The most important votes we cast are as consumers, not constituents… we vote with our dollars every single day. The best candidates, i.e. the producers, win our votes, and the worst candidates go bust. No amount of baby-kissing can save a defunct company.

Hell, not even a government bailout could keep Chrysler and GM alive.

Personally, I would prefer to have all of my tax dollars back in my pocket and pay a usage fee for privatized roads, or an annual subscription for a privatized library, rather than have some bureaucrat funding pet projects with my hard-earned money.

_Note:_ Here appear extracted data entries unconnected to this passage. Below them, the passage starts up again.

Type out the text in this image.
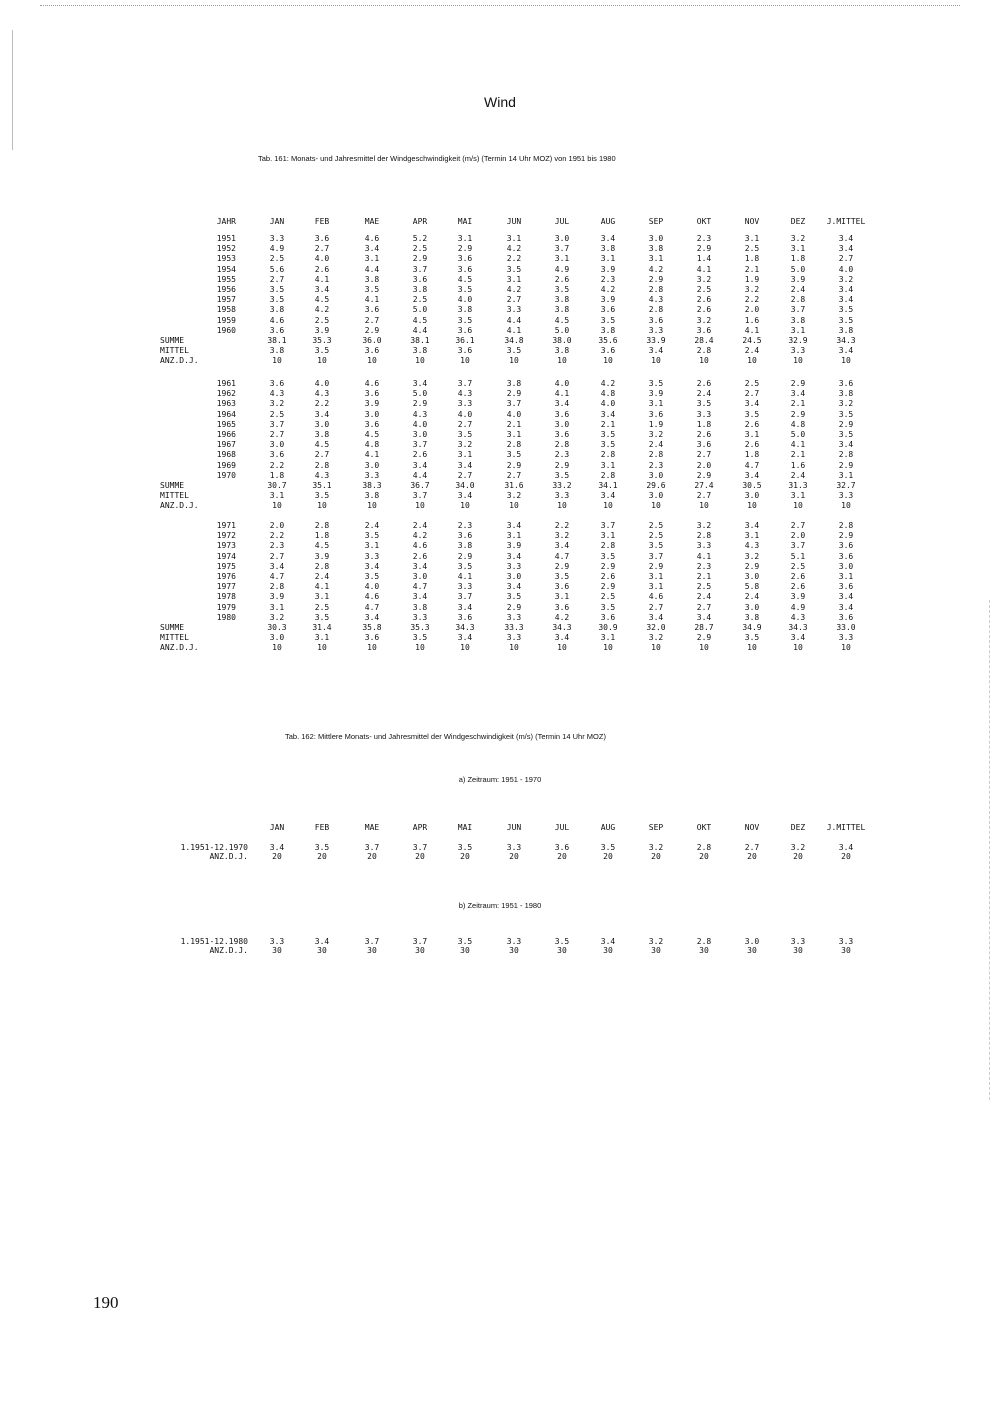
Wind
Tab. 161: Monats- und Jahresmittel der Windgeschwindigkeit (m/s) (Termin 14 Uhr MOZ) von 1951 bis 1980
JAHR	JAN	FEB	MAE	APR	MAI	JUN	JUL	AUG	SEP	OKT	NOV	DEZ	J.MITTEL
1951	3.3	3.6	4.6	5.2	3.1	3.1	3.0	3.4	3.0	2.3	3.1	3.2	3.4
1952	4.9	2.7	3.4	2.5	2.9	4.2	3.7	3.8	3.8	2.9	2.5	3.1	3.4
1953	2.5	4.0	3.1	2.9	3.6	2.2	3.1	3.1	3.1	1.4	1.8	1.8	2.7
1954	5.6	2.6	4.4	3.7	3.6	3.5	4.9	3.9	4.2	4.1	2.1	5.0	4.0
1955	2.7	4.1	3.8	3.6	4.5	3.1	2.6	2.3	2.9	3.2	1.9	3.9	3.2
1956	3.5	3.4	3.5	3.8	3.5	4.2	3.5	4.2	2.8	2.5	3.2	2.4	3.4
1957	3.5	4.5	4.1	2.5	4.0	2.7	3.8	3.9	4.3	2.6	2.2	2.8	3.4
1958	3.8	4.2	3.6	5.0	3.8	3.3	3.8	3.6	2.8	2.6	2.0	3.7	3.5
1959	4.6	2.5	2.7	4.5	3.5	4.4	4.5	3.5	3.6	3.2	1.6	3.8	3.5
1960	3.6	3.9	2.9	4.4	3.6	4.1	5.0	3.8	3.3	3.6	4.1	3.1	3.8
SUMME	38.1	35.3	36.0	38.1	36.1	34.8	38.0	35.6	33.9	28.4	24.5	32.9	34.3
MITTEL	3.8	3.5	3.6	3.8	3.6	3.5	3.8	3.6	3.4	2.8	2.4	3.3	3.4
ANZ.D.J.	10	10	10	10	10	10	10	10	10	10	10	10	10
1961	3.6	4.0	4.6	3.4	3.7	3.8	4.0	4.2	3.5	2.6	2.5	2.9	3.6
1962	4.3	4.3	3.6	5.0	4.3	2.9	4.1	4.8	3.9	2.4	2.7	3.4	3.8
1963	3.2	2.2	3.9	2.9	3.3	3.7	3.4	4.0	3.1	3.5	3.4	2.1	3.2
1964	2.5	3.4	3.0	4.3	4.0	4.0	3.6	3.4	3.6	3.3	3.5	2.9	3.5
1965	3.7	3.0	3.6	4.0	2.7	2.1	3.0	2.1	1.9	1.8	2.6	4.8	2.9
1966	2.7	3.8	4.5	3.0	3.5	3.1	3.6	3.5	3.2	2.6	3.1	5.0	3.5
1967	3.0	4.5	4.8	3.7	3.2	2.8	2.8	3.5	2.4	3.6	2.6	4.1	3.4
1968	3.6	2.7	4.1	2.6	3.1	3.5	2.3	2.8	2.8	2.7	1.8	2.1	2.8
1969	2.2	2.8	3.0	3.4	3.4	2.9	2.9	3.1	2.3	2.0	4.7	1.6	2.9
1970	1.8	4.3	3.3	4.4	2.7	2.7	3.5	2.8	3.0	2.9	3.4	2.4	3.1
SUMME	30.7	35.1	38.3	36.7	34.0	31.6	33.2	34.1	29.6	27.4	30.5	31.3	32.7
MITTEL	3.1	3.5	3.8	3.7	3.4	3.2	3.3	3.4	3.0	2.7	3.0	3.1	3.3
ANZ.D.J.	10	10	10	10	10	10	10	10	10	10	10	10	10
1971	2.0	2.8	2.4	2.4	2.3	3.4	2.2	3.7	2.5	3.2	3.4	2.7	2.8
1972	2.2	1.8	3.5	4.2	3.6	3.1	3.2	3.1	2.5	2.8	3.1	2.0	2.9
1973	2.3	4.5	3.1	4.6	3.8	3.9	3.4	2.8	3.5	3.3	4.3	3.7	3.6
1974	2.7	3.9	3.3	2.6	2.9	3.4	4.7	3.5	3.7	4.1	3.2	5.1	3.6
1975	3.4	2.8	3.4	3.4	3.5	3.3	2.9	2.9	2.9	2.3	2.9	2.5	3.0
1976	4.7	2.4	3.5	3.0	4.1	3.0	3.5	2.6	3.1	2.1	3.0	2.6	3.1
1977	2.8	4.1	4.0	4.7	3.3	3.4	3.6	2.9	3.1	2.5	5.8	2.6	3.6
1978	3.9	3.1	4.6	3.4	3.7	3.5	3.1	2.5	4.6	2.4	2.4	3.9	3.4
1979	3.1	2.5	4.7	3.8	3.4	2.9	3.6	3.5	2.7	2.7	3.0	4.9	3.4
1980	3.2	3.5	3.4	3.3	3.6	3.3	4.2	3.6	3.4	3.4	3.8	4.3	3.6
SUMME	30.3	31.4	35.8	35.3	34.3	33.3	34.3	30.9	32.0	28.7	34.9	34.3	33.0
MITTEL	3.0	3.1	3.6	3.5	3.4	3.3	3.4	3.1	3.2	2.9	3.5	3.4	3.3
ANZ.D.J.	10	10	10	10	10	10	10	10	10	10	10	10	10
Tab. 162: Mittlere Monats- und Jahresmittel der Windgeschwindigkeit (m/s) (Termin 14 Uhr MOZ)
a) Zeitraum: 1951 - 1970
b) Zeitraum: 1951 - 1980
JAN	FEB	MAE	APR	MAI	JUN	JUL	AUG	SEP	OKT	NOV	DEZ	J.MITTEL
1.1951-12.1970	3.4	3.5	3.7	3.7	3.5	3.3	3.6	3.5	3.2	2.8	2.7	3.2	3.4
ANZ.D.J.	20	20	20	20	20	20	20	20	20	20	20	20	20
1.1951-12.1980	3.3	3.4	3.7	3.7	3.5	3.3	3.5	3.4	3.2	2.8	3.0	3.3	3.3
ANZ.D.J.	30	30	30	30	30	30	30	30	30	30	30	30	30
190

I recognize that this is all just a pipe dream, at least for now. Political institutions are here to stay, and the trend is bigger government, not more limited governments.

That’s one of the reasons why I have chosen this lifestyle– with a multiple flags approach, I minimize the impact that any single government has on my life.

Betty sends along the following comment: “You wrote that hospitals in Boquete, Panama were substandard. You are badly misinformed. Hospital Chiriqui is a modern hospital with excellent doctors who speak English for the most part; I should know, I was in intensive care there for three weeks and had five specialists attend to me.”

Noted, Betty. Thanks.

Captain asks, “Simon, do any ex-US real estate markets employ US-style mortgages?”

Yes. Panama is one of them; foreigners can get a 50% to 70% mortgage, and a better rate if you become a resident. Many European countries also underwrite mortgages for foreigners.

The other thing to consider is developer financing instead of bank financing. This tactic is being used in a lot of places around the world to mop up extra inventory. I see this everywhere now– Spain, Thailand, Morocco, and here in Mexico.

Standard packages generally require 10% to 30% down, and will finance the balance on a 30-year amortization schedule for a 5-year term.

Nathan asks: “Simon- Regarding China, I know a lot of people have been high on the country for some time. But what is the real analysis here?”

To be clear, I am not a blind China bull… but I’m happy to call a spade a spade. The ‘good’ part of the analysis is fairly simple. In the long run, there are two things needed for sustained economic growth: technology and savings.

Technology makes production (i.e. wealth generation) more efficient, and a large pool of savings becomes investment capital to create businesses, build factories, etc… things that add value to an economy.

China has both, and so the foundation for its economic growth is sound. However, there are a LOT of potential problems with China– the economy succeeds despite its government, and I’m concerned about future political instability.

Furthermore, I expect one day that China will go through significant challenges as it finds that it can no longer compete with its neighbors for low-skill manufacturing. The country will have to develop entirely new industries, and that could be painful.

Lastly, the Chinese are become cultural consumers… shop-a-holics really. This consumption depletes the pool of savings, and if sustained, will create long term structural issues.

That’s all for today, I’m off to Vancouver.  Have a great weekend.